I think you should add navy blue to the list of colors women can wear as interview suits. I remember wearing a very stylish, but black pants suit once and it felt too severed, I’m glad you mentioned that.
Or anything that makes you look like Hilary Clinton. Without the pony tail.
Emily Hipchen says
Can I add: be aware of what your hands are doing? I’ve interviewed several candidates who scratch themselves in inappropriate places (then want to shake hands) or reach inside their intimate clothes to adjust something—and a couple of candidates who, in the middle of answering questions, picked their noses. Everyone’s nervous, certainly: so if you’re a nervous scratcher/picker, think about sitting on your hands. Maybe literally.
I have something interesting to add to this. I am a man, and had an interview at a prominent Ivy League school; I came with a brand new suit, and guess what? I LEFT THE TAG ON IT. I had no idea the entire time. No one told me this fact until, more than a year after the interview, after I got the job, a colleague at a lunch for a prospective student told me that I had left the tag on the suit during my interview (someone else chimed in, “Don’t tell him”). He said that in fact, leaving the tag on is what got me the job. Apparently they thought it was endearing and they said, “someone who would do that is exactly who we want in this department”! Of course, I wouldn’t suggest leaving the tag on your new suit on purpose, it just goes to show you that people are actually a lot more forgiving than they appear in the above post! So my advice to grad students: do your best to look nice, but be yourself, even if the result is a bit grad student like and/or disheveled – if I had actually looked like I belonged in that suit, I wouldn’t have gotten the job, nor would it have been the department for me.

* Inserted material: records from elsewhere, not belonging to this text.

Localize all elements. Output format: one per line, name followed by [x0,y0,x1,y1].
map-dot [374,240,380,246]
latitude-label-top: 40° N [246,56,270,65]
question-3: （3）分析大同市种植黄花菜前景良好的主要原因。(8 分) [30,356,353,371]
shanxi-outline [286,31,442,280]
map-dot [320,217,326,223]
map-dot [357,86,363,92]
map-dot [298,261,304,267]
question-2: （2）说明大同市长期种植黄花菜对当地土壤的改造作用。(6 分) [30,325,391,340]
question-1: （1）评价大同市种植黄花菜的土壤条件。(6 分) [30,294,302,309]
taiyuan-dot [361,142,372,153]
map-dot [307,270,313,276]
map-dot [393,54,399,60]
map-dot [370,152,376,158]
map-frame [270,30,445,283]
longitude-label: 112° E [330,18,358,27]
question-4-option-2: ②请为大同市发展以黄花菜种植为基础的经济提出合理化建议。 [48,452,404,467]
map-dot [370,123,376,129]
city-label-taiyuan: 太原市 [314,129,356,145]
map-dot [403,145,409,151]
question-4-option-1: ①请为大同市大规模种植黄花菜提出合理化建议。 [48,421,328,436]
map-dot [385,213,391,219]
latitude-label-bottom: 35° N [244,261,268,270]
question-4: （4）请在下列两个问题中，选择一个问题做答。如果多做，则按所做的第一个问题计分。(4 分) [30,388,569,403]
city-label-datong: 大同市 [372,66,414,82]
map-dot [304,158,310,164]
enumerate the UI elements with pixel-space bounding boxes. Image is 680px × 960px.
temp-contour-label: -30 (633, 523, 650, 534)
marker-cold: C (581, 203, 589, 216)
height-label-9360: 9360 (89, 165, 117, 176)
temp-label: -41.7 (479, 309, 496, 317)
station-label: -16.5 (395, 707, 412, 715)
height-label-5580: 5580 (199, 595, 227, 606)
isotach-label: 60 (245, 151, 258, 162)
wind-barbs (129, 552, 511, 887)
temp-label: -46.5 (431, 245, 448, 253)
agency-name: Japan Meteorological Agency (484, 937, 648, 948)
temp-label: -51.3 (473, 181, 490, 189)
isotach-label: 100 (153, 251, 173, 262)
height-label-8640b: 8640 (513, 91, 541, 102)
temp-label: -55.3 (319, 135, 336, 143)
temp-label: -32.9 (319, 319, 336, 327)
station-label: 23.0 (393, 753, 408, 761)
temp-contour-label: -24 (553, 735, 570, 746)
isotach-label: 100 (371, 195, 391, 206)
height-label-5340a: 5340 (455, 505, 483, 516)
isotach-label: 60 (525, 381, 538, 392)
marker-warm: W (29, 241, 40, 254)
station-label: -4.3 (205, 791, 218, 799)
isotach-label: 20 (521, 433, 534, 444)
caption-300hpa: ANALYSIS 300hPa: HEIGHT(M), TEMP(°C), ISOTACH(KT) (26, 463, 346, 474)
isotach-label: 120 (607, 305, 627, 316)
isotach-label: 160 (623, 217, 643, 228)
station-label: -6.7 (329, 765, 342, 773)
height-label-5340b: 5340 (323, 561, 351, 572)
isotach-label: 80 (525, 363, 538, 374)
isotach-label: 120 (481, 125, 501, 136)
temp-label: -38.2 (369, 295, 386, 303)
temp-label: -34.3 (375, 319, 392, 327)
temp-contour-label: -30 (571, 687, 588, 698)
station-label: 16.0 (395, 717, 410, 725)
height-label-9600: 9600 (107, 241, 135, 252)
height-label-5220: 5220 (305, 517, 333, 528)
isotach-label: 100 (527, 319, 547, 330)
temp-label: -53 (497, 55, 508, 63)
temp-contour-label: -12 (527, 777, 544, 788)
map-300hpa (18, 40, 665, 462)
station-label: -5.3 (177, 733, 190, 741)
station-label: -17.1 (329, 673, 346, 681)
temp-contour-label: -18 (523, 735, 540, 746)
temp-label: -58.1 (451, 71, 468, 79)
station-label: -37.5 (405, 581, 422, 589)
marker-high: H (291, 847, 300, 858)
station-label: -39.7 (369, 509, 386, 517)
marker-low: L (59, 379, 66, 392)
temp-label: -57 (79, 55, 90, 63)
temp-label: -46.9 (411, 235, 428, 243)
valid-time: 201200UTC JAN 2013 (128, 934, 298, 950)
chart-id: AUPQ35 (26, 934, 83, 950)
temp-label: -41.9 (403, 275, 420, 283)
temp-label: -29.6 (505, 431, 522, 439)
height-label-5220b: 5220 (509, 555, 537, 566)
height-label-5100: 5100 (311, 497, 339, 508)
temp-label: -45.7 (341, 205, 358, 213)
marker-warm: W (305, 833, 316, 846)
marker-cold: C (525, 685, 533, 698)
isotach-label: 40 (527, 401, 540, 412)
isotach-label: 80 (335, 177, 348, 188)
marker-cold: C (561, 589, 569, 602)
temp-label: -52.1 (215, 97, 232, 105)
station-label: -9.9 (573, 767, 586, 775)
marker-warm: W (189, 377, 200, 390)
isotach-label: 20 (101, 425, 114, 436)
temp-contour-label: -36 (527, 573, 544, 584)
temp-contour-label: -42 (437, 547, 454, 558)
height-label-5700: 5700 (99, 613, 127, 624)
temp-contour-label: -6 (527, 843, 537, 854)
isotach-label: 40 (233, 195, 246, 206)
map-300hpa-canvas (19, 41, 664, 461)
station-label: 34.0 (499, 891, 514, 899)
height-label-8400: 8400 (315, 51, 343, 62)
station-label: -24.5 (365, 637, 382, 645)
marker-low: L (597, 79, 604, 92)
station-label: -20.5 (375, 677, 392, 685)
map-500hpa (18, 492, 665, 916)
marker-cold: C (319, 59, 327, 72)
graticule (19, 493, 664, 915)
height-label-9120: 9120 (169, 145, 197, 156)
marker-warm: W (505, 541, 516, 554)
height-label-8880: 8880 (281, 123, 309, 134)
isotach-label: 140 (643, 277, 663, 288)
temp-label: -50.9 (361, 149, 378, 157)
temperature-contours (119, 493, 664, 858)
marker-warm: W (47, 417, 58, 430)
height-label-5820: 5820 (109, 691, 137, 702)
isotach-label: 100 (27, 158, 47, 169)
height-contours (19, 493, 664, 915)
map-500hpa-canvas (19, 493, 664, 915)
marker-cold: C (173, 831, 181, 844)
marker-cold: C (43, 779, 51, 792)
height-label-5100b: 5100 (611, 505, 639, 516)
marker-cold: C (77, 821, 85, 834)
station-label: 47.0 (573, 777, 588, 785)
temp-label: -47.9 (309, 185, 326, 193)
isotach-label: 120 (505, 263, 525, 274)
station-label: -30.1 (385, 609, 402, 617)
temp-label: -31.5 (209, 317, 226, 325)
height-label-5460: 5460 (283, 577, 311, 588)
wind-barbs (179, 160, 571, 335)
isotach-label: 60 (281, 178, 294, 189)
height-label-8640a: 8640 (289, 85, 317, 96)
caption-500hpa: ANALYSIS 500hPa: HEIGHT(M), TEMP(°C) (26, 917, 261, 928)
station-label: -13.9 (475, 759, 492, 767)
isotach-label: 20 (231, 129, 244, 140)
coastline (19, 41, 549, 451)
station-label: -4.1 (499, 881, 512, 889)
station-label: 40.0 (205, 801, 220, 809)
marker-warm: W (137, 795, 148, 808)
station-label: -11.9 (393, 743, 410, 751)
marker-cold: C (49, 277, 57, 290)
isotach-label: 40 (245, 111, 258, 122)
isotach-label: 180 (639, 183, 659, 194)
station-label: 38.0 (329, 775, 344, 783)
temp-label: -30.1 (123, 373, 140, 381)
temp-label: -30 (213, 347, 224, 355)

First time commenter long time reader: So I didn’t f’up my conference interviews but I want to remind the departments of who I am and how amazing it was to chat with me. What are your recommendations for a follow-up note? If I were a woman raised in the south (I am) I would certainly send a hand written thank you note. What is the etiquette in a professional academic setting?
don’t send a thank you note for a conference interview. send only for campus visits.
I’m conflicted. This directly contradicts the advice on the MLA site which says to send a thank you note following the conference interview.
There’s nothing worse than a cheap suit. Please buy wool! Lining is also essential, especially for women. For both men and women, a suit in the right shade of blue for that person looks very smart, I think.
Men wearing a blue suit should be wearing *brown* or *cognac* leather oxfords (or wingtips), not black! Men should also go for a bespoke suit, if possible. I’ve seen them starting around $500. A Macy’s suit can easily run $400. This extra $100 is worth it. Bespoke shirts make a huge difference too, and are less costly than you think. Most ready to wear men’s shirts are extremely ill fitting. The sleeves are routinely too big and the torso puffs out when tucked in. If you do need to buy ready to wear, go for the more European (read: slim) fits and get them tailored. Looking polished is at least 75% about fit.
One more thing: there are some of us who do really look better in black. I have a black suit which I love. I’m keeping my eye out for a blue or gray suit (I’m a woman) but finding the right shade of either color has been elusive. Brown is a no-go for me!